Cartier
A Parisian jeweler and watchmaker founded in 1847, famed for the Love bracelet, the Santos watch, and its storied jeweler-of-kings heritage.
About Cartier
Louis-François Cartier took over his master's Paris jewellery workshop in 1847, laying the foundation for a house that would go on to serve European royalty so consistently that King Edward VII coined its enduring epithet in 1904: "the jeweller of kings, the king of jewellers."

A watch made for a man who couldn't let go
Pioneer aviator Alberto Santos-Dumont told his friend Louis Cartier he couldn't check a pocket watch mid-flight without taking a hand off the controls. Cartier's answer, in 1904, strapped a watch to the wrist instead — one of the earliest wristwatches made for men, at a time when they were considered a woman's accessory.

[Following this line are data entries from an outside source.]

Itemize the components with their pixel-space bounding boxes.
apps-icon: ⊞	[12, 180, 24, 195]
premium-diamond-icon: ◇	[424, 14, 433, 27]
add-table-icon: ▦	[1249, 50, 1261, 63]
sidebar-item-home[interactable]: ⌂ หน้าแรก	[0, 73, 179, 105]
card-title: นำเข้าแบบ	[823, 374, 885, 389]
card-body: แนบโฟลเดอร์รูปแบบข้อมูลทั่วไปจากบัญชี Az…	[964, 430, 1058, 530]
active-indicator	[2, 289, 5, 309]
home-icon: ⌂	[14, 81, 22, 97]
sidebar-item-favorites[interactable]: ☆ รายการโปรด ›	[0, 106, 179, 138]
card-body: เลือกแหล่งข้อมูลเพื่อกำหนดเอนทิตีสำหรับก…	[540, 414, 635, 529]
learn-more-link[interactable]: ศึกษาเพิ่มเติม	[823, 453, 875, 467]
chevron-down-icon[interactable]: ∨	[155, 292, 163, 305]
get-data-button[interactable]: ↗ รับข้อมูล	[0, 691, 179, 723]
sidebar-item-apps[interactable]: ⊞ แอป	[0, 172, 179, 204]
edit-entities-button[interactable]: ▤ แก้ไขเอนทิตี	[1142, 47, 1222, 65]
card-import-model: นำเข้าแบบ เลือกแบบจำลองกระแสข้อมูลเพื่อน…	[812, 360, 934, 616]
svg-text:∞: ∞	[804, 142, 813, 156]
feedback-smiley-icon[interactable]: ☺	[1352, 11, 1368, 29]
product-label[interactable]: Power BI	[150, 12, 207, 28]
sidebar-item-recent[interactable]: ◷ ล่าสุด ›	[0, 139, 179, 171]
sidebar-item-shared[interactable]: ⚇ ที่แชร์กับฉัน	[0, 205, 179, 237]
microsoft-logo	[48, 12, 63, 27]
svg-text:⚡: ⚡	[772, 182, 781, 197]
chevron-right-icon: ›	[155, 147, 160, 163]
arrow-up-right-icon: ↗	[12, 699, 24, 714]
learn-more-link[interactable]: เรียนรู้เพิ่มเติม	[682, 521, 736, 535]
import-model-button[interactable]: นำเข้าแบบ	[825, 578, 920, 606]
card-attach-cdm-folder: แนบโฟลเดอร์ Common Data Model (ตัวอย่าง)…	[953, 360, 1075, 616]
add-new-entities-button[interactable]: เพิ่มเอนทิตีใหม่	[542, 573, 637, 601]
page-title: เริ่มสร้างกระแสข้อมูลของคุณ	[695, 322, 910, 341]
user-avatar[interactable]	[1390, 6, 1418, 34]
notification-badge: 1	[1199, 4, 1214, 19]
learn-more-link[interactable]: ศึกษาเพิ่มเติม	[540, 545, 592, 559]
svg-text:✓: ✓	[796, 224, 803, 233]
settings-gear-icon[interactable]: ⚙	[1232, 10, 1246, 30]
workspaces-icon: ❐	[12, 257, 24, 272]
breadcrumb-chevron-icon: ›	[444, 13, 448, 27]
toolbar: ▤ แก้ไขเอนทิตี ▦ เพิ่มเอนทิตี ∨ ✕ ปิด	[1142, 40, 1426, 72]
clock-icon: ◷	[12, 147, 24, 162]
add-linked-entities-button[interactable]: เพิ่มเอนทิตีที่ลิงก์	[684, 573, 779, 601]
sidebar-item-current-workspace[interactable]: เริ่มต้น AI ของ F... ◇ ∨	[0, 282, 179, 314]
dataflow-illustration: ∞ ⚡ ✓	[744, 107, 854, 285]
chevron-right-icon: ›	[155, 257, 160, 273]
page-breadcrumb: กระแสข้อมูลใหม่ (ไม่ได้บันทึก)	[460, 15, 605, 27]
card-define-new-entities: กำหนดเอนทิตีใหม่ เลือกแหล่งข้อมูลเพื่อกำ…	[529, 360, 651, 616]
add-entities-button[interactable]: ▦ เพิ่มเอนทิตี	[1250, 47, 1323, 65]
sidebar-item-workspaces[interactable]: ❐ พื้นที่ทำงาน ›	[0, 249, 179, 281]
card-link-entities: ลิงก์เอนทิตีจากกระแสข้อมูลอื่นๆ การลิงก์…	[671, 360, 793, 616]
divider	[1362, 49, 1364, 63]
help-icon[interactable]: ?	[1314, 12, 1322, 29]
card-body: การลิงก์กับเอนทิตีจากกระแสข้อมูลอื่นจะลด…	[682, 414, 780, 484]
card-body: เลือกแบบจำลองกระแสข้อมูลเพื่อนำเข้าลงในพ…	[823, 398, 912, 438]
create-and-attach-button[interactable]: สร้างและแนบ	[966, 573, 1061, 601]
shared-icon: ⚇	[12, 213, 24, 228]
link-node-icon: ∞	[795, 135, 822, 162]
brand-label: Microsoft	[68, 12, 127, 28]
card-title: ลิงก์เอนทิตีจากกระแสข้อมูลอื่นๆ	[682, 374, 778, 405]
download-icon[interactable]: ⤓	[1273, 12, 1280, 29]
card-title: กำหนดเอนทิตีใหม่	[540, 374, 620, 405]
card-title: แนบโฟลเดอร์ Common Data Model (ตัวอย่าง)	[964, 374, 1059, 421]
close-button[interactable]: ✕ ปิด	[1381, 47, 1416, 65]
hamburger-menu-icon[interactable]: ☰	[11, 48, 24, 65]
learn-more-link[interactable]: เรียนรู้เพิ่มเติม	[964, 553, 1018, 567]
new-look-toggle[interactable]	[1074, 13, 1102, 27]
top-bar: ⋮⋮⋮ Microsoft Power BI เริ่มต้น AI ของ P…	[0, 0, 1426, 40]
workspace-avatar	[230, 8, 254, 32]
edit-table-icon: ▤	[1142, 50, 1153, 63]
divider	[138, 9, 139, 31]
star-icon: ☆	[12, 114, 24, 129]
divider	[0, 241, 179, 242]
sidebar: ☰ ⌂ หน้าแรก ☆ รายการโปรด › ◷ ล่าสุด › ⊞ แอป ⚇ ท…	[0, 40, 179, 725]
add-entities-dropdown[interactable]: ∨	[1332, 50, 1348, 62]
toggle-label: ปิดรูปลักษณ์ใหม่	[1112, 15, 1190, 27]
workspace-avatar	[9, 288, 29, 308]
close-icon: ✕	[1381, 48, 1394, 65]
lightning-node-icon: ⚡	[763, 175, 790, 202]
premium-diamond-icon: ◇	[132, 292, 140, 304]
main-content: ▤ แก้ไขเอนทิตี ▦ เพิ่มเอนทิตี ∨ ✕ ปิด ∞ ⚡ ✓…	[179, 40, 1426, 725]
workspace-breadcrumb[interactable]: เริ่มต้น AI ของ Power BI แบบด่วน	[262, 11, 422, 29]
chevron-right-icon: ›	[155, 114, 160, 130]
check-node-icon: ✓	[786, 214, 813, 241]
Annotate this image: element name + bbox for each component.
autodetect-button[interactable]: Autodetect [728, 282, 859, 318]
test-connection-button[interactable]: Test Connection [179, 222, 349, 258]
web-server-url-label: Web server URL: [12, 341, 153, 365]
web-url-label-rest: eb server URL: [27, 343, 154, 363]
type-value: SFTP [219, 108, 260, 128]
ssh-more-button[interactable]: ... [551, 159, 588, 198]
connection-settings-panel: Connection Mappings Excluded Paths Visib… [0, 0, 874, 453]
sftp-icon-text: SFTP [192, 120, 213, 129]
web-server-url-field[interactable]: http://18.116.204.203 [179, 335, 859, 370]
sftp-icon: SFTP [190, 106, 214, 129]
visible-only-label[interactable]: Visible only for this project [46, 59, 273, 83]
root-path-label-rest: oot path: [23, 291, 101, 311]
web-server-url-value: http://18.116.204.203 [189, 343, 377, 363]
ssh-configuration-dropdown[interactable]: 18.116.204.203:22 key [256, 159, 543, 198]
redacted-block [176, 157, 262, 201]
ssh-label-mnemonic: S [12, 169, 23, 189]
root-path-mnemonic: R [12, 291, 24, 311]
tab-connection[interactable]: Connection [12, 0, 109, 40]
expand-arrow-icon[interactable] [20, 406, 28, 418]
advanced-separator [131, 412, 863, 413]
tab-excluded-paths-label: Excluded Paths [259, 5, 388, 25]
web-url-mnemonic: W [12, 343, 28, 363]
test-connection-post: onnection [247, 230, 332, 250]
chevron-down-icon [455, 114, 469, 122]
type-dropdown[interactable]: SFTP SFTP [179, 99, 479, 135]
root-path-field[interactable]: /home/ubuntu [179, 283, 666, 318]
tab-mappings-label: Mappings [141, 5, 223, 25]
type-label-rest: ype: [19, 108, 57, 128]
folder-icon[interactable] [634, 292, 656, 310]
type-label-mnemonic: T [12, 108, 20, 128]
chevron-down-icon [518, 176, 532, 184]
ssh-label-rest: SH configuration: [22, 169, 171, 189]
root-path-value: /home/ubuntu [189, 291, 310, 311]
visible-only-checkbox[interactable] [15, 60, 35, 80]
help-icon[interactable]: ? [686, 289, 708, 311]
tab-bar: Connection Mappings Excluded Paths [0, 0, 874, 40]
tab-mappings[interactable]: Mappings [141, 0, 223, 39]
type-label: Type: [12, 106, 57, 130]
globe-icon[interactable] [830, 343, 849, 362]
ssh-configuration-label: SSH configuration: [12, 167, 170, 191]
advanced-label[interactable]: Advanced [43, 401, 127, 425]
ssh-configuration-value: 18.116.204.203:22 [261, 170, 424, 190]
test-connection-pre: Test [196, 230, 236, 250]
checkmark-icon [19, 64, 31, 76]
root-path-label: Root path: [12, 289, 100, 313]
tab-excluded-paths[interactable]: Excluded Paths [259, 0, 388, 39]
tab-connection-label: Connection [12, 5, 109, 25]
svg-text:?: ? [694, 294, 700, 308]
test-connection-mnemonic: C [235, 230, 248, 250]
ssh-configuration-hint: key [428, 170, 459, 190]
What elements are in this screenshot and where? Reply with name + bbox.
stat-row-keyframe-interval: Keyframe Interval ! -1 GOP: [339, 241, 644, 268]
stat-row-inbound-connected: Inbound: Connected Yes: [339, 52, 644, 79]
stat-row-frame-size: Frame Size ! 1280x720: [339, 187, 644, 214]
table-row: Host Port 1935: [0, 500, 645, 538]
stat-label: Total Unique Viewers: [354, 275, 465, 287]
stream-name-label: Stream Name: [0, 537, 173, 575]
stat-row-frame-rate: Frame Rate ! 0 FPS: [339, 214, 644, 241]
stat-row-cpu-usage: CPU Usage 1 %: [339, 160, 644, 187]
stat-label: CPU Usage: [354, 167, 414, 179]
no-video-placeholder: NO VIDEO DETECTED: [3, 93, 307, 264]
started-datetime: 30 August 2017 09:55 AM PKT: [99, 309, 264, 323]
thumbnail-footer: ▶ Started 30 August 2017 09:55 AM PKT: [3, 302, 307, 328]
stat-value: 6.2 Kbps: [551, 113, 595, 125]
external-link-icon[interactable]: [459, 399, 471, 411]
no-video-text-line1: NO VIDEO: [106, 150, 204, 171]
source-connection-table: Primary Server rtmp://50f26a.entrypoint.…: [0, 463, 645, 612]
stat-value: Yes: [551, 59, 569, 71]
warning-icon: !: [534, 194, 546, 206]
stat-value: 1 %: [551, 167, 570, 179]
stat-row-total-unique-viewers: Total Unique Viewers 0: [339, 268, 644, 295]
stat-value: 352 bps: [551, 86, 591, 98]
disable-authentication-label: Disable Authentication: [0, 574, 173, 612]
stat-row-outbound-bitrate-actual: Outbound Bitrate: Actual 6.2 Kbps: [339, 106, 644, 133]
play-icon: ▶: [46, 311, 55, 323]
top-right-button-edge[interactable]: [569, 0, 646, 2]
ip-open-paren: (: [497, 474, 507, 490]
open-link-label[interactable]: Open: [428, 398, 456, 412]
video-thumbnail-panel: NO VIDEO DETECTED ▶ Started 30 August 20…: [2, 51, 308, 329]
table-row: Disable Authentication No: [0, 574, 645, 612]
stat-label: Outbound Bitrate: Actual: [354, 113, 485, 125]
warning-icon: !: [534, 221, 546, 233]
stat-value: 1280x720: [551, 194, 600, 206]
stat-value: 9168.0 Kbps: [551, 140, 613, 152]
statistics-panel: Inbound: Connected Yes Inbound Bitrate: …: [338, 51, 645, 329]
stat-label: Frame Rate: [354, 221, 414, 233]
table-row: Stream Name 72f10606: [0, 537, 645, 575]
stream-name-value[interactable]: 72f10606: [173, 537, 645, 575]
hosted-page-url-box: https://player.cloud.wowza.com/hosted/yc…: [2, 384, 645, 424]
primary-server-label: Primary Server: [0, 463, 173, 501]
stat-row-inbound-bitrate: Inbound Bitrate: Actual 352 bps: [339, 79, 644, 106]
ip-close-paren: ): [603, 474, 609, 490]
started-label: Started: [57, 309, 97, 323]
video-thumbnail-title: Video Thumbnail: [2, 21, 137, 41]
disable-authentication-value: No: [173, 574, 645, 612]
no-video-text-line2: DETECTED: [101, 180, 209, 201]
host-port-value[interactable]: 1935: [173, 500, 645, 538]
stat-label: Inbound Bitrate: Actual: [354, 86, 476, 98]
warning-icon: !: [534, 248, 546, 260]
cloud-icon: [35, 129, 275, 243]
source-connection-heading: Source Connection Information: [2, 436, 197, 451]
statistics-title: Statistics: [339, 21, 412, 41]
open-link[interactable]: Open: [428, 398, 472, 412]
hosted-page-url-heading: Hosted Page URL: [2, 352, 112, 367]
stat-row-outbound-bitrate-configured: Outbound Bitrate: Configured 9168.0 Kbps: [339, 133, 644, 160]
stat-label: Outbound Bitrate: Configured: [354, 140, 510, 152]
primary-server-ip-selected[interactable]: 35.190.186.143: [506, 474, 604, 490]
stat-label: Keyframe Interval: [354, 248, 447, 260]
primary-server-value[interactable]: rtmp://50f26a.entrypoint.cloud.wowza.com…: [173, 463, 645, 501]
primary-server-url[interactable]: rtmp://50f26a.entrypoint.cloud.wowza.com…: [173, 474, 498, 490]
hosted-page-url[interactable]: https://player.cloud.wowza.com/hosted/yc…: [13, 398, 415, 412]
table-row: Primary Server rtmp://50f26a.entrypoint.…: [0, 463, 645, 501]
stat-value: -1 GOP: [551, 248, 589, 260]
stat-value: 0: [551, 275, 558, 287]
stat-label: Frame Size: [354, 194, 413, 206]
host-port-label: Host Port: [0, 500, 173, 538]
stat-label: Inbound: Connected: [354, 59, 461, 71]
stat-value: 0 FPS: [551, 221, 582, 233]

The house's longest-running signature
First used in a 1914 wristwatch and later brought fully to life by Jeanne Toussaint — Cartier's director of fine jewellery, nicknamed "the Panther" — the motif has appeared on watches, jewellery, and even the walls of Cartier boutiques ever since, making it one of the longest-running emblems in fine jewellery.

Now part of the Richemont group, Cartier still designs around the same instincts that built its reputation with European royalty — precise craftsmanship, and a small number of ideas, like the Love bracelet and the panther, refined rather than replaced for over a century.